"Trasformare il funerale di un ragazzo in una esibizione di forza ed illegalità è inammissibile ed intollerabile" aveva scritto il senatore grillino. Su Facebook intimidazioni per lui e per i giornalisti che hanno descritto il corteo funebre vietato dalla questura per motivi di ordine pubblico
Messaggi via Facebook per i giornalisti e per il senatore che avevano denunciato i funerali show del rampollo di quartiere. Nell’epoca della multimedialità persino le minacce arrivano attraverso i social network: da un quartiere di Catania direttamente a Palazzo Madama. Il quartiere etneo è quello di San Leone dove venerdì scorso le saracinesche dei negozi erano state abbassate. Il motivo?

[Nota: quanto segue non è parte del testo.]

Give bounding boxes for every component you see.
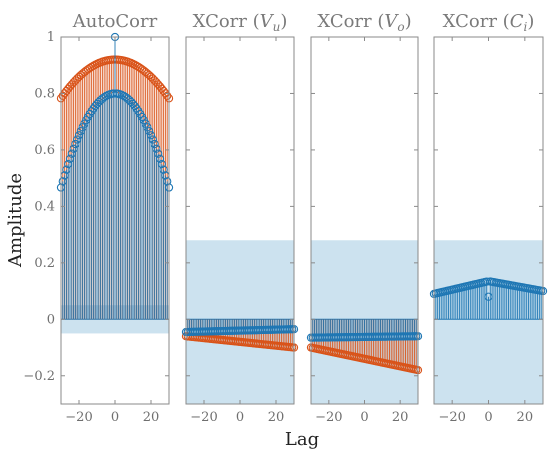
stem-marker xyxy=(159,165,168,174)
stem-marker xyxy=(155,154,165,163)
series-blue xyxy=(56,32,174,320)
stem-marker xyxy=(58,177,67,186)
stem-marker xyxy=(71,139,80,149)
y-tick-label: 0.6 xyxy=(34,143,55,158)
x-tick-label: 20 xyxy=(143,410,160,425)
subplot-4: −20 0 20 XCorr (Ci) xyxy=(429,11,548,425)
stem-marker xyxy=(69,144,78,153)
x-tick-label: 20 xyxy=(392,410,409,425)
x-tick-label: −20 xyxy=(190,410,217,425)
x-tick-label: −20 xyxy=(65,410,92,425)
stem-marker xyxy=(73,135,82,144)
x-tick-label: 0 xyxy=(360,410,368,425)
stem-marker xyxy=(154,149,163,158)
series-blue xyxy=(181,319,299,337)
subplot-3: −20 0 20 XCorr (Vo) xyxy=(306,11,423,425)
y-tick-label: −0.2 xyxy=(23,369,55,384)
subplot-title: XCorr (Vo) xyxy=(317,11,411,34)
x-tick-label: 20 xyxy=(517,410,534,425)
x-tick-label: 0 xyxy=(111,410,119,425)
x-tick-label: −20 xyxy=(438,410,465,425)
stem-marker xyxy=(163,91,172,100)
stem-marker xyxy=(152,144,161,153)
y-tick-label: 0.4 xyxy=(34,199,55,214)
stem-marker xyxy=(64,159,73,169)
stem-marker xyxy=(484,292,493,301)
stem-marker xyxy=(150,139,159,149)
stem-marker xyxy=(62,165,71,174)
stem-marker xyxy=(67,149,76,158)
x-axis-label: Lag xyxy=(285,429,319,450)
stem-marker xyxy=(145,127,154,136)
series-blue xyxy=(429,277,548,320)
y-tick-label: 0.8 xyxy=(34,86,55,101)
subplot-title: XCorr (Vu) xyxy=(193,11,288,34)
subplot-title: XCorr (Ci) xyxy=(443,11,535,34)
stem-marker xyxy=(148,135,157,144)
y-tick-label: 1 xyxy=(47,30,55,45)
x-tick-label: 0 xyxy=(236,410,244,425)
confidence-band xyxy=(434,240,543,404)
y-axis-label: Amplitude xyxy=(5,173,26,268)
stem-marker xyxy=(163,177,172,186)
stem-marker xyxy=(143,123,152,132)
stem-marker xyxy=(76,127,85,136)
subplot-grid: −20 0 20 −0.2 0 0.2 0.4 0.6 0.8 1 AutoCorr −20 0 20 XC… xyxy=(23,11,548,425)
stem-marker xyxy=(157,159,166,169)
x-tick-label: 0 xyxy=(484,410,492,425)
subplot-2: −20 0 20 XCorr (Vu) xyxy=(181,11,299,425)
series-blue xyxy=(306,319,423,342)
stem-marker xyxy=(74,131,84,140)
y-tick-label: 0 xyxy=(47,312,55,327)
x-tick-label: 20 xyxy=(268,410,285,425)
subplot-1: −20 0 20 −0.2 0 0.2 0.4 0.6 0.8 1 AutoCorr xyxy=(23,11,174,425)
x-tick-label: −20 xyxy=(315,410,342,425)
y-tick-label: 0.2 xyxy=(34,256,55,271)
stem-marker xyxy=(65,154,75,163)
stem-marker xyxy=(146,131,156,140)
subplot-title: AutoCorr xyxy=(72,11,158,32)
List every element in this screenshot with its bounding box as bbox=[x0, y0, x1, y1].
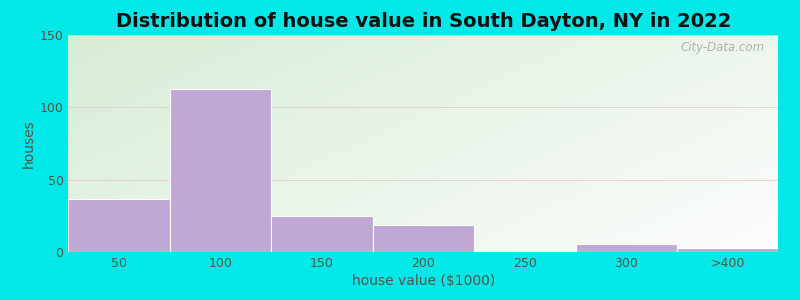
Y-axis label: houses: houses bbox=[22, 119, 35, 168]
Bar bbox=[677, 248, 778, 252]
X-axis label: house value ($1000): house value ($1000) bbox=[352, 274, 495, 288]
Text: City-Data.com: City-Data.com bbox=[680, 41, 764, 54]
Bar bbox=[373, 225, 474, 252]
Bar bbox=[271, 216, 373, 252]
Title: Distribution of house value in South Dayton, NY in 2022: Distribution of house value in South Day… bbox=[116, 12, 731, 31]
Bar bbox=[69, 199, 170, 252]
Bar bbox=[575, 244, 677, 252]
Bar bbox=[170, 88, 271, 252]
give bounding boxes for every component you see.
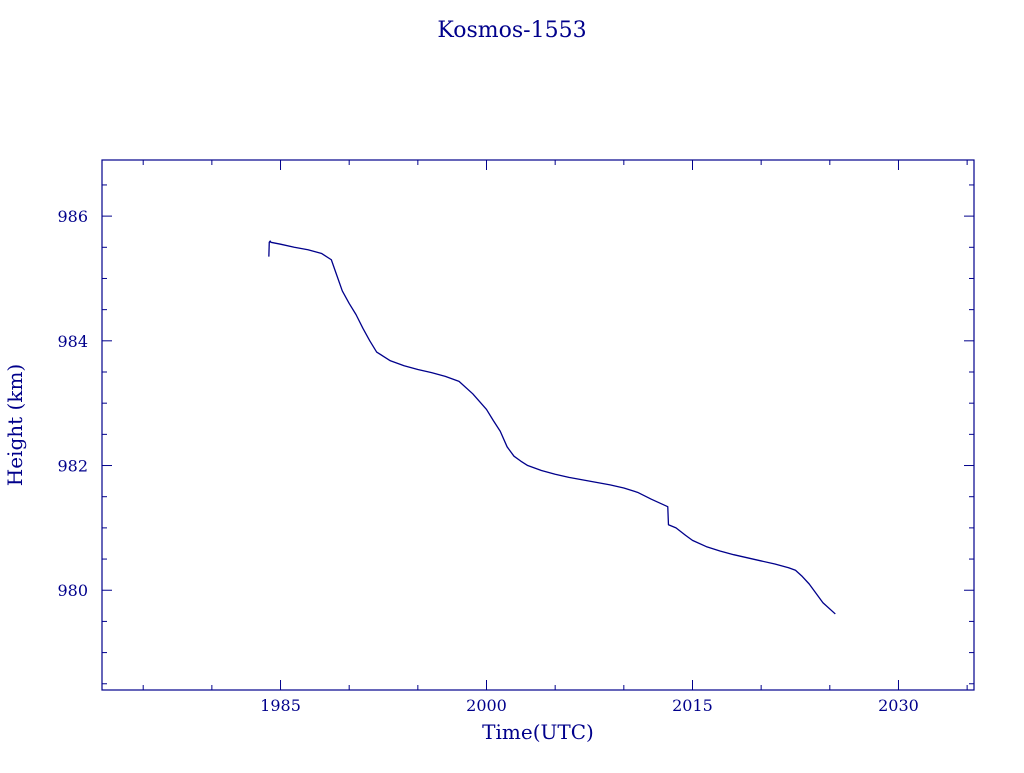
tick-labels: 1985 2000 2015 2030 980 982 984 986 (57, 207, 918, 715)
x-tick-label: 1985 (260, 696, 301, 715)
x-tick-label: 2015 (672, 696, 713, 715)
x-axis-label: Time(UTC) (482, 720, 594, 744)
y-tick-label: 984 (57, 332, 88, 351)
x-tick-label: 2000 (466, 696, 507, 715)
y-axis-label: Height (km) (3, 364, 27, 486)
series-layer (268, 240, 836, 615)
tick-marks (102, 160, 974, 690)
y-tick-label: 982 (57, 457, 88, 476)
y-tick-label: 986 (57, 207, 88, 226)
plot-frame (101, 159, 975, 691)
chart-title: Kosmos-1553 (437, 18, 586, 43)
x-tick-label: 2030 (878, 696, 919, 715)
y-tick-label: 980 (57, 581, 88, 600)
series-line (268, 240, 836, 615)
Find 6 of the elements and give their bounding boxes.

La morte di Eugenio Ruscica, alias bananedda (dal padre soprannominato “banana”), il ragazzo di 16 anni morto in un incidente stradale venerdì scorso sempre a Catania. Il giovane appartiene alla famiglia omonima, molto nota nella zona, coinvolta nelle indagini sul clan mafioso dei Cursoti milanesi: è per questo motivo che i negozi del quartiere avevano abbassato le saracinesche in segno di rispetto, mentre i familiari di “bananedda” avevano organizzato funerali show.
Un corteo funebre di scooter con tanto di striscioni e magliette e persino uno spettacolo di fuochi artificiali. “Trasformare il funerale di un ragazzo in una esibizione di forza ed illegalità è inammissibile ed intollerabile. Catania non è una città sudamericana e noi non viviamo in un narcostato, ma in uno Stato di diritto. Una città civile non merita questo affronto”, era stata la denuncia di Mario Michele Giarrusso, senatore del Movimento 5 Stelle. E infatti la questura aveva alla fine vietato i funerali pubblici di Ruscica junior per motivi di ordine pubblico, consentendo solo una cerimonia privata. Risultato? Giarrusso e i giornalisti di livesicilia.it – che avevano raccontato la vicenda – sono finiti nel mirino dei Ruscica. “Nella notte tra Sabato e domenica scorsi, da un profilo Fb a nome Mario Pardo, mi sono giunte via messenger, le minacce che potete leggere nelle immagini che seguono. Domenica mattina, mi sono recato negli uffici della autorità giudiziaria competente ed ho proceduto a denunciare quanto accaduto, come avevo fatto il giorno prima per le minacce giunte dal profilo fb a nome Giuseppe Ruscica. Se qualcuno pensa che tutto questo possa intimidirmi oppure farmi desistere dalla mia azione politica, sta commettendo un grave, gravissimo errore”, scrive infatti sempre su facebook il senatore Giarrusso, allegando copia delle minacce.
“Vergognati pezzo di merda, nipote e figlio di due ragazzi amati nel mondo e tu solo un cesso che hai rovinato i funerali di un bambino di 16 anni la mafia sei tu bravo intervenuto appena saputo il fatto è cosa hai fatto? Cesso pezzo di merda. Noi non siamo nessuno ma amati da tutti. Non bisogna essere mafiosi, ti auguriamo lo stesso dolore pezzo di merda puoi chiedere conto a chi vuoi noi siamo noi e mio nipote un piccolo grande uomo no un boss anche quel cesso del giornalista che ha scritto più minchiate di te e ne dovrete dare conto di tutto questo smentiremo tutto quello che avete detto sul piccolo, che vi siete permessi di dire. Non siete nessuno semplici palloncini e fuochi d’artificio cosa hai visto di strano le botteghe chiuse sempre fatto cosa c’è di anormale vigliacco sicuramente nn sarai un padre e mi dispiace”, è il messaggio, in un italiano stentato, inviato dal profilo di Ruscica senior a Giarrusso, che è rimasto incredulo. “La vicenda è assolutamente incredibile: Giuseppe Ruscica, l’uomo che mi ha minacciato pubblicamente su Facebook, è un personaggio che non si riesce a comprendere come sia in libertà, visto che è stato arrestato solo tre anni fa per gravissimi reati”, commenta il senatore del M5s, al quale è arrivata la solidarietà di Rosy Bindi, presidente della commissione parlamentare Antimafia. “Ai cronisti che hanno seguito e riportato la vicenda, e che sono stati al centro di insulti e minacce, il gruppo siciliano esprime piena solidarietà”, scrive invece in una nota Andrea Tuttoilmondo, presidente dell’Unione Cronisti in Sicilia.